Hunt's images caress the land. They present an accurate portrait of the hills and valleys of Otago's high country, yet simultaneously are imbued with an emotional content which comes close to spirituality. Hunt knows the land well, tramping into the wilds to create the initial sketches upon which his images are based, before the long process of creating the finished painting with multiple layers of thin paint washes. The resulting works show a land which is both geographically and geologically precise — the artist studied geology at Victoria University — and is coated with a lambent glow of shifting light.
In recent times, Hunt has concentrated on photography while making his home in his wife's birth country of Brazil.

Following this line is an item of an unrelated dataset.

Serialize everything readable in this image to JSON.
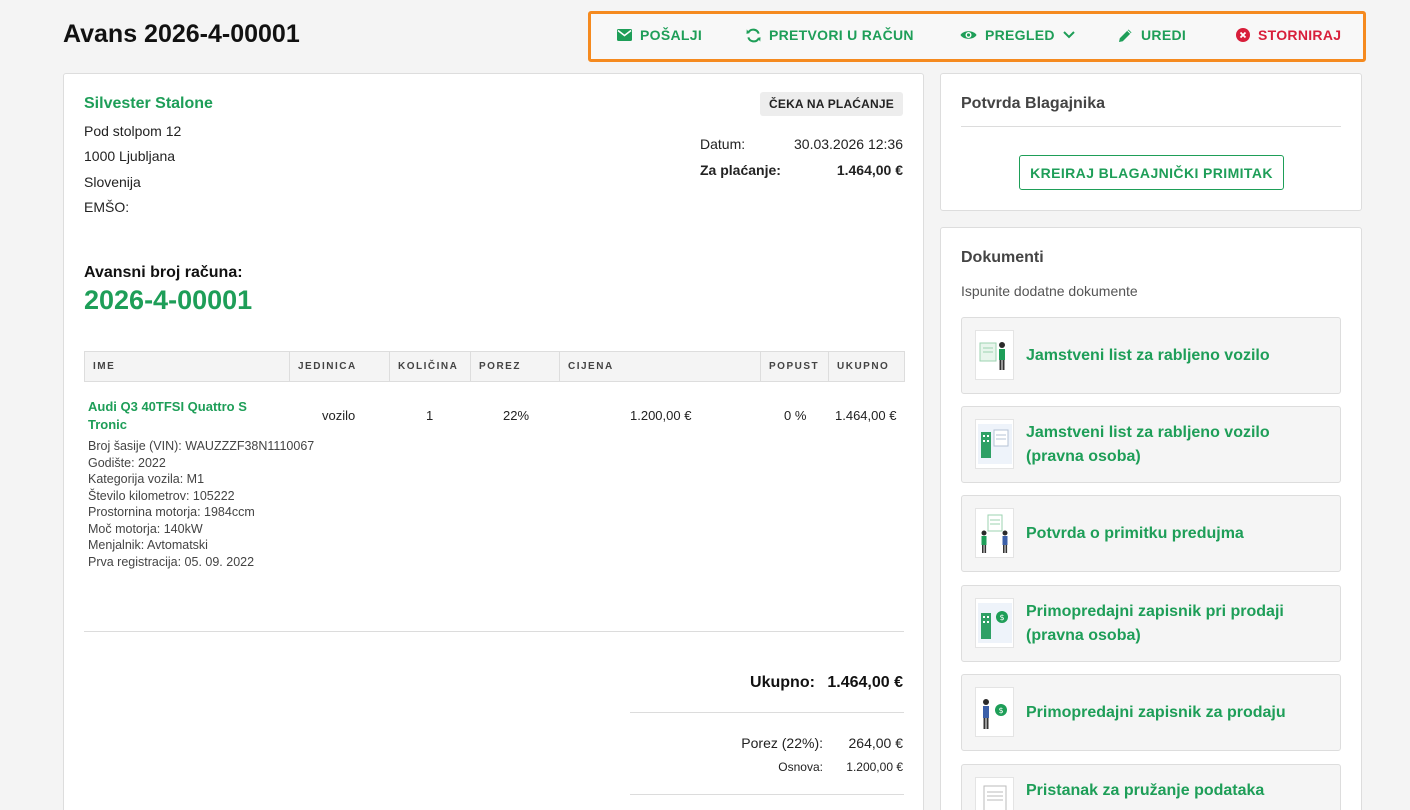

The dramatic land and skies of Latin America have seeped into the paintings he has created since returning to New Zealand; unlike his previous paintings, dramatic skies dominate his latest works, as reflected in the title of the current exhibition. In paintings such as Distant Thunder at Icon Hill and The Smell of Rain — Lindis, the drama of the land is both complemented and opposed by equally dramatic skies.
In these works, Hunt shows the dichotomy of natural grandeur. We see the might of the seemingly eternal land, sitting beneath mighty but ephemeral clouds. There is an acknowledgement here that nature creates in both the long and short term, and the interaction between these two extremes produces the evocative interplay of light and form which gives our country its breathtaking beauty.